VMware NSX for vSphere 6.1.x

Cause

This issue occurs because netcpa fails to reset the flag for the msgScheduler when it tries to re-connect to the NSX Controller.

Netcpa is not sending out a message because the flag in msgScheduler is set to true which indicates a message is being sent out during that time.

An example of a live netcpa core dump:

(gdb) p (MsgScheduler *)0x1f0339a8->_txInProgress
Attempt to extract a component of a value that is not a structure pointer.
(gdb) p ((MsgScheduler *)0x1f0339a8)->_txInProgress
$5 = true =========================================> this should be false

Resolution

This issue is resolved in:

VMware NSX for vSphere 6.1.5.
VMware NSX for vSphere 6.2.

If you are unable to upgrade, follow the workaround.

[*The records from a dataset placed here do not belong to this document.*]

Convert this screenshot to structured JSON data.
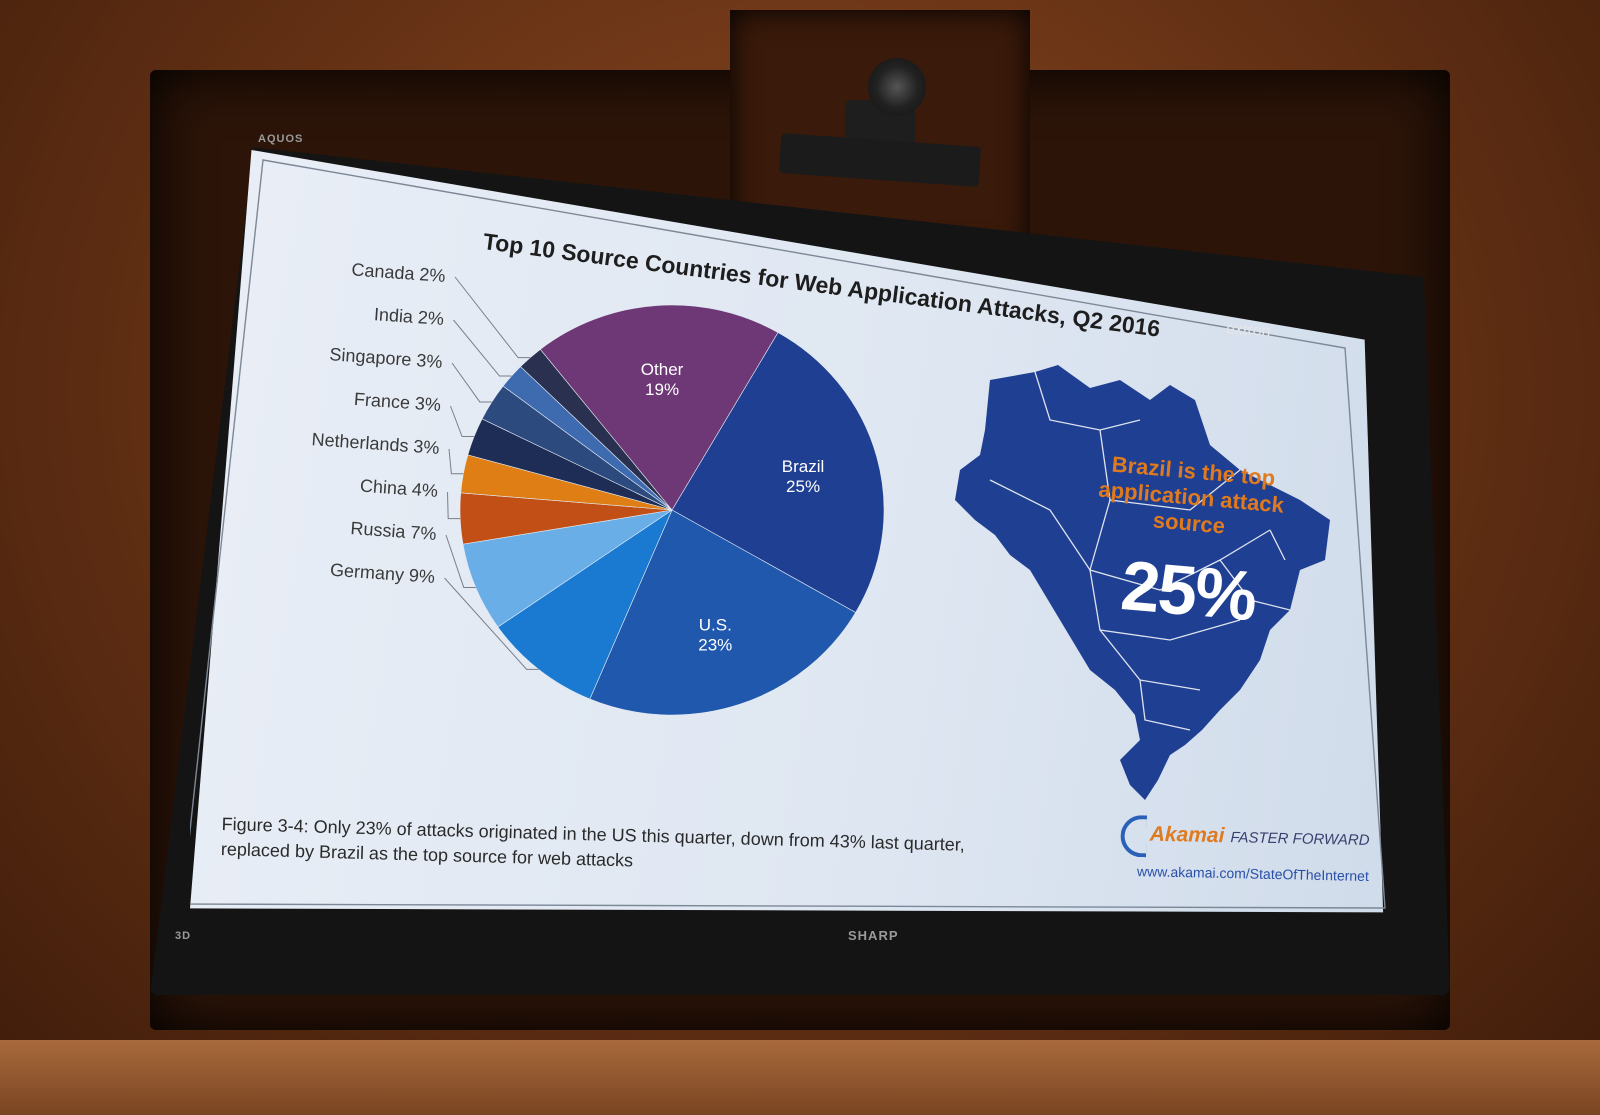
{
  "device": {
    "tv_brand": "SHARP",
    "tv_mode_badge": "3D",
    "tv_series": "AQUOS",
    "overlay_brand": "extron"
  },
  "slide": {
    "title": "Top 10 Source Countries for Web Application Attacks, Q2 2016",
    "caption_line1": "Figure 3-4: Only 23% of attacks originated in the US this quarter, down from 43% last quarter,",
    "caption_line2": "replaced by Brazil as the top source for web attacks",
    "callout_text": "Brazil is the top application attack source",
    "callout_value": "25%",
    "brand": {
      "name": "Akamai",
      "tagline": "FASTER FORWARD",
      "url": "www.akamai.com/StateOfTheInternet"
    }
  },
  "chart_data": {
    "type": "pie",
    "title": "Top 10 Source Countries for Web Application Attacks, Q2 2016",
    "slices": [
      {
        "name": "Brazil",
        "label": "Brazil 25%",
        "value": 25,
        "color": "#1e3f92"
      },
      {
        "name": "U.S.",
        "label": "U.S. 23%",
        "value": 23,
        "color": "#1f58ad"
      },
      {
        "name": "Germany",
        "label": "Germany 9%",
        "value": 9,
        "color": "#1a7ad2"
      },
      {
        "name": "Russia",
        "label": "Russia 7%",
        "value": 7,
        "color": "#6aaee8"
      },
      {
        "name": "China",
        "label": "China 4%",
        "value": 4,
        "color": "#c24f16"
      },
      {
        "name": "Netherlands",
        "label": "Netherlands 3%",
        "value": 3,
        "color": "#de7e14"
      },
      {
        "name": "France",
        "label": "France 3%",
        "value": 3,
        "color": "#1d2d55"
      },
      {
        "name": "Singapore",
        "label": "Singapore 3%",
        "value": 3,
        "color": "#2c4a7e"
      },
      {
        "name": "India",
        "label": "India 2%",
        "value": 2,
        "color": "#3e6ab0"
      },
      {
        "name": "Canada",
        "label": "Canada 2%",
        "value": 2,
        "color": "#2a3050"
      },
      {
        "name": "Other",
        "label": "Other 19%",
        "value": 19,
        "color": "#6e3876"
      }
    ],
    "inside_labels": [
      "Other",
      "Brazil",
      "U.S."
    ],
    "map_color": "#1e3f92"
  }
}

To work around the issue, restart the netcpa service on the affected ESXi host(s).

Log in as root to the ESXi host through SSH or through the console.
Run the /etc/init.d/netcpad restart command to restart the netcpa agent on the ESXi host:

VMware NSX for vSphere 6.2 introduces a proactive health check which periodically reports the central control plane to local control plane status to NSX Manager and is displayed at the NSX Manager UI. This report also serves as a heartbeat to detect the operational status of the NSX Manager to ESXi host netcpa channel.